As indicated at the beginning, it is important at this point not to speak simply of individual cases or of “failure of the authorities”, “failure of the judiciary” or the like, but of a deliberate patriarchal and femicidal policy of the right-wing AKP-MHP government, which not only reveals its misogyny in domestic politics, but has long since spread beyond Turkey’s national borders. While it continues to fuel and reinforce violence within the already patriarchal and sexist society, a war is also being waged on Turkey’s external borders to consolidate the power of Islamist patriarchal forces. The example of Efrîn in West Kurdistan/North Syria in particular shows how drastically this affects the situation of women. Efrîn was one of the three self-governing cantons of Rojava and a symbol of women’s liberation and peaceful coexistence of peoples before it was attacked and occupied by the Turkish military and its Islamist mercenaries in 2018. The result was not only systematic destruction, looting, and the displacement of much of the predominantly Kurdish population there, but also, in the long term, a targeted policy of resettlement, assimilation, and Islamization that has forced Alevis, Êzîdis, and Christians in particular to flee. The occupation of Efrîn was part of the Turkish state’s goal of destroying the self-administration under the vanguard of the women’s movement and thus eliminating any hope for permanent peace in the region. The fact that women in particular were and are being attacked in the course of this is no coincidence, but a deliberate strategy to break the resistance of the women who have led the Rojava revolution and have made it possible in the first place. According to human rights organizations in Efrîn, a drastic increase in feminicides, rapes, kidnappings and forced marriages of (underage) women is evident in the wake of Turkey’s occupation of Efrîn. Even beyond Efrîn, hundreds of women fell victim to Turkey’s numerous wars of aggression. The campaign “100 Reasons” reported on a hundred women murdered due to Erdoğan’s femicidal and anti-Kurdish policies – in North Kurdistan, in South Kurdistan, in Rojava, in Europe. In the streets, in the mountains, in their homes. Taybet Inan, Hevrîn Xelef, Dilek Doğan and Deniz Poyraz. Sakine Cansız, Leyla Şaylemez and Fidan Doğan. Sevê Demir, Pakize Nayır and Fatma Uyar. These are just some of the names of countless women who have fallen victim to this patriarchal and anti-Kurdish policy.

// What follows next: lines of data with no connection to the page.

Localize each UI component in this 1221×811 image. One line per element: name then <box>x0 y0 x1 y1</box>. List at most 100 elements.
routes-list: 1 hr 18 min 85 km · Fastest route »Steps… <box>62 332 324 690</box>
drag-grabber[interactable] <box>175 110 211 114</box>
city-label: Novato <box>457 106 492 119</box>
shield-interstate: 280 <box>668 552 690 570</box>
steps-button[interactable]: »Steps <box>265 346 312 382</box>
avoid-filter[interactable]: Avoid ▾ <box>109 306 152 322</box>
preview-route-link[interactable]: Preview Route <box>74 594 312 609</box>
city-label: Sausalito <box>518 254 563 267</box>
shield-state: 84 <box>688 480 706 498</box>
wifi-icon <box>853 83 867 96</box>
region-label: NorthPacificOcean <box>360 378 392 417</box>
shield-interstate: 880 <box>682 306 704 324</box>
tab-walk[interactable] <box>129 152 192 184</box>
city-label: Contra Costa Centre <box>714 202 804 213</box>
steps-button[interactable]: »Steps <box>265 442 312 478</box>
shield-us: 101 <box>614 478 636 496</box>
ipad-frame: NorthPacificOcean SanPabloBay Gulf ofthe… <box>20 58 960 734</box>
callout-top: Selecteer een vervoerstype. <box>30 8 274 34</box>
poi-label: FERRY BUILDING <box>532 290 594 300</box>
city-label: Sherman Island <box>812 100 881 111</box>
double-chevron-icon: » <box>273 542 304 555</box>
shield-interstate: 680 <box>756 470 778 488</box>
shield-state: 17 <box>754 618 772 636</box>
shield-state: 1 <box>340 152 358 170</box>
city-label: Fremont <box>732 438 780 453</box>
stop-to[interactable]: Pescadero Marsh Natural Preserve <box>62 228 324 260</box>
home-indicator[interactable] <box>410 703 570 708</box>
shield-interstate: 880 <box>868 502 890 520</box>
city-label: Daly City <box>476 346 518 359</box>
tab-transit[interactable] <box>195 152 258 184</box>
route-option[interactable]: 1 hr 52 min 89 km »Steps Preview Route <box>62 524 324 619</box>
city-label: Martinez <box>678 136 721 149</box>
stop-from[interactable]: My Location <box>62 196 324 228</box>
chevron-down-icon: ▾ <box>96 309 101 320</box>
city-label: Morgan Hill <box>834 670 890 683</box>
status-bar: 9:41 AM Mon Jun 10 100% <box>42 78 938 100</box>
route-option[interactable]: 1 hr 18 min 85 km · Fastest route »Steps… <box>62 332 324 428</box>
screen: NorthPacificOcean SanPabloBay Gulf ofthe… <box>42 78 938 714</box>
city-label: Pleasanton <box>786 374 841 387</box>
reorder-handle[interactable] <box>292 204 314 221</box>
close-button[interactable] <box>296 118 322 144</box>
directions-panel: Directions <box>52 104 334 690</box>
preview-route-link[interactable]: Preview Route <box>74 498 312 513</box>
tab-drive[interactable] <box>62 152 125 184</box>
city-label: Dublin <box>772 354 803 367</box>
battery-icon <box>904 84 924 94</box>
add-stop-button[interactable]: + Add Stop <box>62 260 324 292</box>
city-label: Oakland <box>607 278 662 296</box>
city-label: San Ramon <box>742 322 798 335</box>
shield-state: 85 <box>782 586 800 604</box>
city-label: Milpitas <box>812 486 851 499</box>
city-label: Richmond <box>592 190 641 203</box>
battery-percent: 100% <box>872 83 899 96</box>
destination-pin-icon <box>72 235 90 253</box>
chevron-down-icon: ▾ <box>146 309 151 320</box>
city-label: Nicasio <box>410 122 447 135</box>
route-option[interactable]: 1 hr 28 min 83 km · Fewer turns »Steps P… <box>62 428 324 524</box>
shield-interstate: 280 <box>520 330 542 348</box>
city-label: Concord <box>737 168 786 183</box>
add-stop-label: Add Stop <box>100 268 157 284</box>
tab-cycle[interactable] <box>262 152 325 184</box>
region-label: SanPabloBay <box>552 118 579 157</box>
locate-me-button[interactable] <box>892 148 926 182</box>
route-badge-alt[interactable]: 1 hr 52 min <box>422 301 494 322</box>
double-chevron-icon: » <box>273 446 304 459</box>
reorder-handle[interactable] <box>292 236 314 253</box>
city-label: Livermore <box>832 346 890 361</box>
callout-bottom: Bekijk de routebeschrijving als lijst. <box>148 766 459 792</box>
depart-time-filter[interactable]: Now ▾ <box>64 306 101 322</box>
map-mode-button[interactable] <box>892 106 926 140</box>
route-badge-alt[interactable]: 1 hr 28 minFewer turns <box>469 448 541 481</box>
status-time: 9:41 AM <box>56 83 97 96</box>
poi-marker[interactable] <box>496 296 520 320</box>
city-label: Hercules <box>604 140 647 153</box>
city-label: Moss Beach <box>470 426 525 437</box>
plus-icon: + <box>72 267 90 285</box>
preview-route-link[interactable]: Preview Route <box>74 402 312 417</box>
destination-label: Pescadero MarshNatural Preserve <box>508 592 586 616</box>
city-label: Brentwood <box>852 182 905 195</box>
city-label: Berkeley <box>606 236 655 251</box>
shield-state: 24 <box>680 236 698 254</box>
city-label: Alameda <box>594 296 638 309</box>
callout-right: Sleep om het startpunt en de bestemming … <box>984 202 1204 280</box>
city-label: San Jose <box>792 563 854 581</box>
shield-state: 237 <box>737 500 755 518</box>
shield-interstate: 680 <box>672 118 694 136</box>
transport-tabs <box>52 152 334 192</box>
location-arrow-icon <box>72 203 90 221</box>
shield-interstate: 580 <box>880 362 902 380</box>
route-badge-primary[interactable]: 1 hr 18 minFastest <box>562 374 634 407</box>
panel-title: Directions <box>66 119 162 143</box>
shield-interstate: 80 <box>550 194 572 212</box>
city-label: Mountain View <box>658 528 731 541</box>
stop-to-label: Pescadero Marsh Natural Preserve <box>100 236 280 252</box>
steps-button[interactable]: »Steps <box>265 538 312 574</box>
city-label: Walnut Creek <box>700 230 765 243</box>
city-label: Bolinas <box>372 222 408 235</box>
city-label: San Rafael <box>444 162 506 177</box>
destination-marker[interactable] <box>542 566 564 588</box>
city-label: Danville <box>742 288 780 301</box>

International Organizing, Networking, Self-Defense

In this context, it should be clear that such deep misogyny cannot be addressed through state action alone. Certain liabilities through conventions such as the Istanbul Convention are important, just as it was important to mobilize and demonstrate against Turkey’s withdrawal. But especially in light of the possibility that other states such as Poland might follow suit, the more important question that feminist movements and women’s movements should and must address more intensively remains how to proceed after the withdrawal and what non-state and non-institutional approaches and self-defense mechanisms need to be developed. This ultimately makes the struggle against feminicide and against patriarchal violence a global cause that requires international networking, alliance, and self-defense. Only by connecting and radicalizing global feminist, anti-capitalist, anti-racist and ecological struggles can we succeed in organizing collective anger, responding to patriarchal and state violence, and working together to develop political and social models that enable women and all people to live their lives free from violence, power and war.